You will indemnify, defend and hold us and our Affiliates harmless, at your expense, against any third-party claim, suit, action, or proceeding (each, an “Action”) brought against us (and our officers, directors, employees, agents, service providers, licensors, and affiliates) by a third party not affiliated with us or our Affiliates to the extent that such Action is based upon or arises out of
(a) Unauthorised or illegal use of the Client Portal/”M25 Move Management Portal” by you or your Affiliates,
(b) Your or your Affiliates’ non-compliance with or breach of this Agreement,
(c) Your or your Affiliates’ use of Third-Party Products, or
(d) The unauthorised use of the Client Portal/”M25 Move Management Portal” by any other person using your User information.

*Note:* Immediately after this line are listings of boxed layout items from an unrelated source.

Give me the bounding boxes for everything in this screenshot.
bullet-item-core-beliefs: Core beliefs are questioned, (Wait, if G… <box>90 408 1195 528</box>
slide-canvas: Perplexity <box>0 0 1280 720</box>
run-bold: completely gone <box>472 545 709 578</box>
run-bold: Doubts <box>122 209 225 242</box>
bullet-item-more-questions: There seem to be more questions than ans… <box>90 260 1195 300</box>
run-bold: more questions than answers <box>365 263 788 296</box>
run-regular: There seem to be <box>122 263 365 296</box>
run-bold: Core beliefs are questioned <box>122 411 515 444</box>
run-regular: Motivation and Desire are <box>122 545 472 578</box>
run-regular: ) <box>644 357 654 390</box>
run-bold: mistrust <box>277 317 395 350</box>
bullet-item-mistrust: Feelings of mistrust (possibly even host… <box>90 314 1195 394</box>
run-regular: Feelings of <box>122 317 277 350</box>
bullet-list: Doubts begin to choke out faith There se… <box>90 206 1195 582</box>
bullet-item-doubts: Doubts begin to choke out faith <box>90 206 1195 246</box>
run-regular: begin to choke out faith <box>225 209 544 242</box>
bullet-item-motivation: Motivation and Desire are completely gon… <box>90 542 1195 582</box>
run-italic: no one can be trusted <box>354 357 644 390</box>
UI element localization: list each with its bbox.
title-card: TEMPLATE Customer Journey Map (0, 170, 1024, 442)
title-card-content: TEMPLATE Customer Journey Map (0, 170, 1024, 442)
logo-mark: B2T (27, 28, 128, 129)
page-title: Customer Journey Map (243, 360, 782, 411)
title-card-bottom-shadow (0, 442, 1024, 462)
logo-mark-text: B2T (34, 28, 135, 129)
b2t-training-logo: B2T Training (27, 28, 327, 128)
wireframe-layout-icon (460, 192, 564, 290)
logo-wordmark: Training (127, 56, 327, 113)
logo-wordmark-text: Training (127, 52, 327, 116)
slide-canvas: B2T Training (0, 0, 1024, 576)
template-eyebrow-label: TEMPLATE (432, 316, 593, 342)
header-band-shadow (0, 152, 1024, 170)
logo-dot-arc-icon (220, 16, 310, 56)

We will: notify you in writing within thirty (30) days of our becoming aware of any such claim; give you sole control of the defence or settlement of such a claim; and provide you (at your expense) with all information and assistance reasonably requested by you to handle the defence or settlement of the claim. You will not accept any settlement that (i) imposes an obligation on us; (ii) requires us to make an admission; or (iii) imposes liability not covered by these indemnifications or places restrictions on us without our prior written consent.
9.2 In the defence or settlement of any claim, M25 Group sole obligation (in addition to the payment of any judgment or settlement) shall be to procure the right for the customer to continue using the Products, replace or modify the Products so that they become non-infringing or, if such remedies are not reasonably available, terminate this Agreement on notice to Customer, without any additional liability or obligation to pay damages or other additional costs to Customer. Under no circumstances shall M25 Group indemnify Customer or be liable to or on behalf of Customer beyond what is stated in the preceding sentence.

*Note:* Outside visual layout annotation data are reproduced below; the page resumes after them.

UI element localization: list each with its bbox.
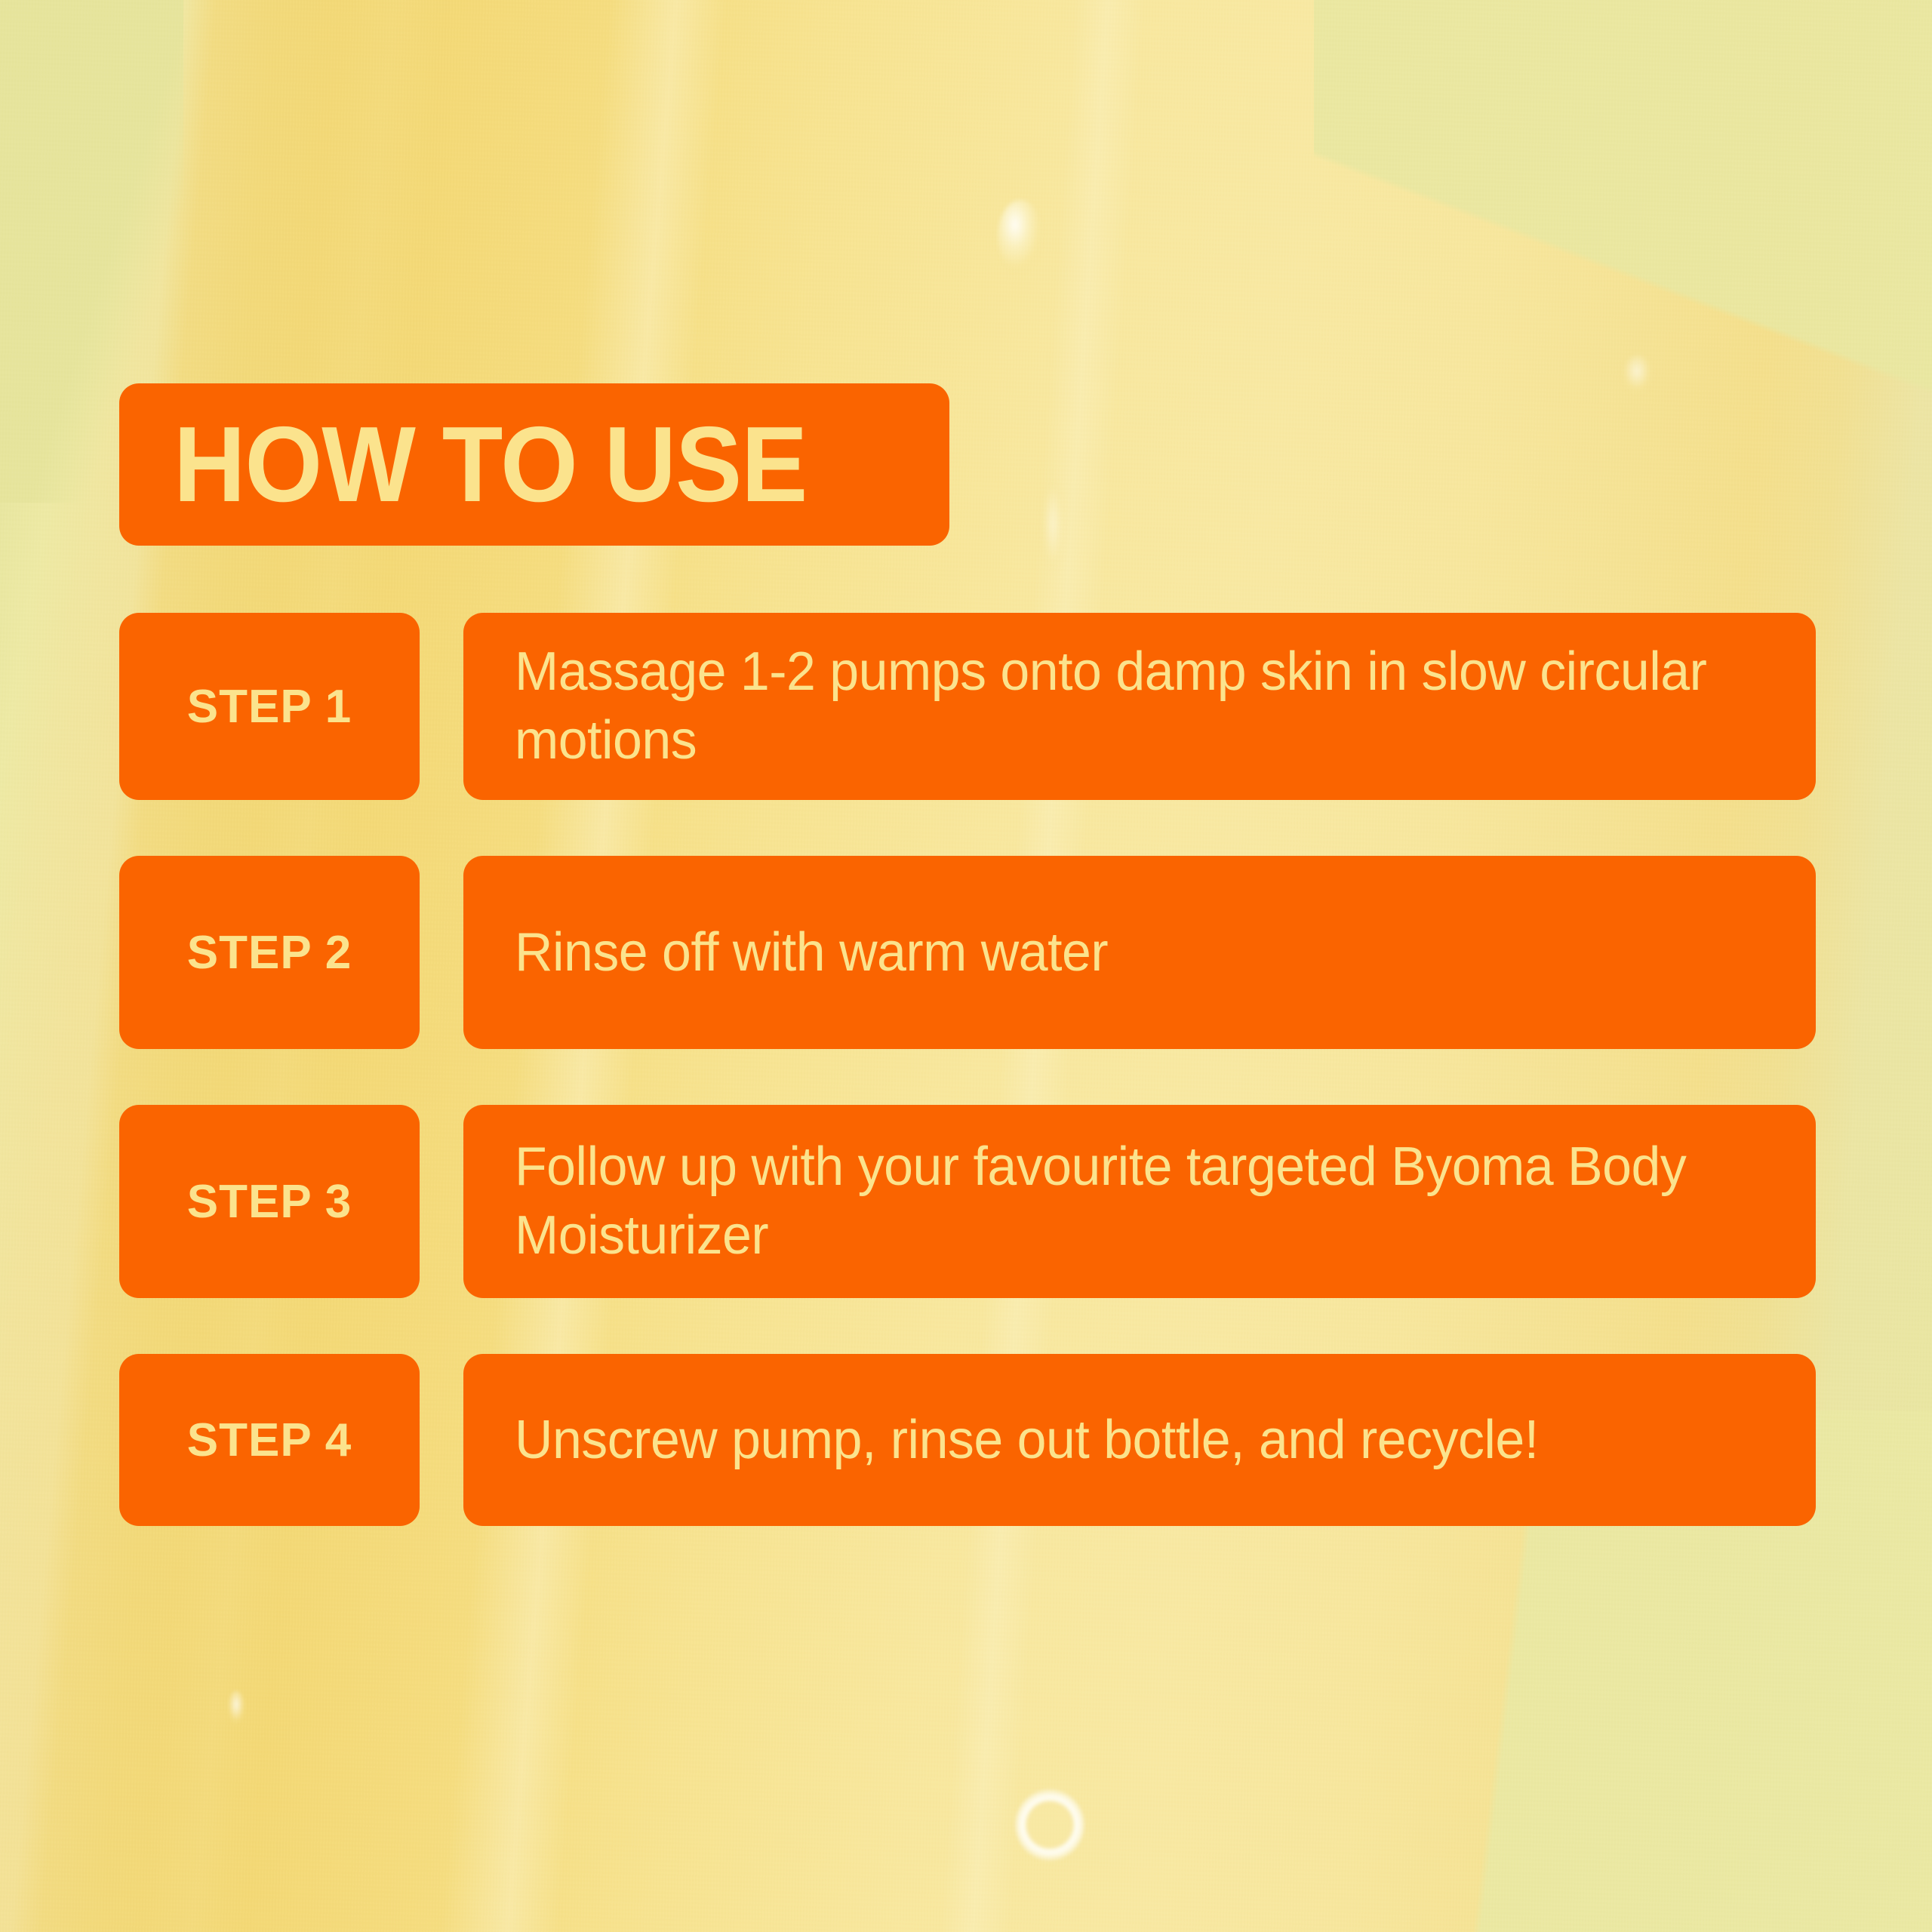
list-item: STEP 4 Unscrew pump, rinse out bottle, a… [119,1354,1816,1526]
step-body: Unscrew pump, rinse out bottle, and recy… [463,1354,1816,1526]
step-badge: STEP 4 [119,1354,420,1526]
step-body: Massage 1-2 pumps onto damp skin in slow… [463,613,1816,800]
page-title-card: HOW TO USE [119,383,949,546]
steps-list: STEP 1 Massage 1-2 pumps onto damp skin … [119,613,1816,1526]
step-body: Follow up with your favourite targeted B… [463,1105,1816,1298]
step-badge-label: STEP 4 [187,1414,352,1467]
page-title: HOW TO USE [174,411,807,518]
step-badge: STEP 2 [119,856,420,1049]
step-description: Rinse off with warm water [515,918,1108,987]
step-badge-label: STEP 1 [187,680,352,734]
step-badge-label: STEP 2 [187,926,352,980]
list-item: STEP 3 Follow up with your favourite tar… [119,1105,1816,1298]
step-badge-label: STEP 3 [187,1175,352,1229]
step-body: Rinse off with warm water [463,856,1816,1049]
poster-content: HOW TO USE STEP 1 Massage 1-2 pumps onto… [0,0,1932,1932]
list-item: STEP 1 Massage 1-2 pumps onto damp skin … [119,613,1816,800]
step-badge: STEP 1 [119,613,420,800]
step-badge: STEP 3 [119,1105,420,1298]
list-item: STEP 2 Rinse off with warm water [119,856,1816,1049]
step-description: Massage 1-2 pumps onto damp skin in slow… [515,638,1727,774]
step-description: Unscrew pump, rinse out bottle, and recy… [515,1406,1539,1475]
step-description: Follow up with your favourite targeted B… [515,1133,1727,1269]
how-to-use-poster: HOW TO USE STEP 1 Massage 1-2 pumps onto… [0,0,1932,1932]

9.3 Notwithstanding the foregoing, in no event, shall the M25 Group, or its employees, agents and subcontractors, be liable to or obligated to defend Customer under clause 9.1 to the extent that the alleged infringement is based on the terms of this Agreement or the reasonable instructions given to Customer by the M25 Group; or any combination of services, software or other materials with the Products, to the extent the infringement relates to such combination. To avoid doubt, M25 Group indemnification obligations in clause 9 of these Terms will not apply to third-party content and/or Third-Party Products accessed through the Products and/or Additional Services.
9.4 The foregoing constitutes Customer’s sole and exclusive rights and remedies, and M25 groups (including M25’s employees’, agents’ and subcontractors’) entire obligations and liability to Customer, for infringement or alleged infringement of any patent or other Intellectual Property Right.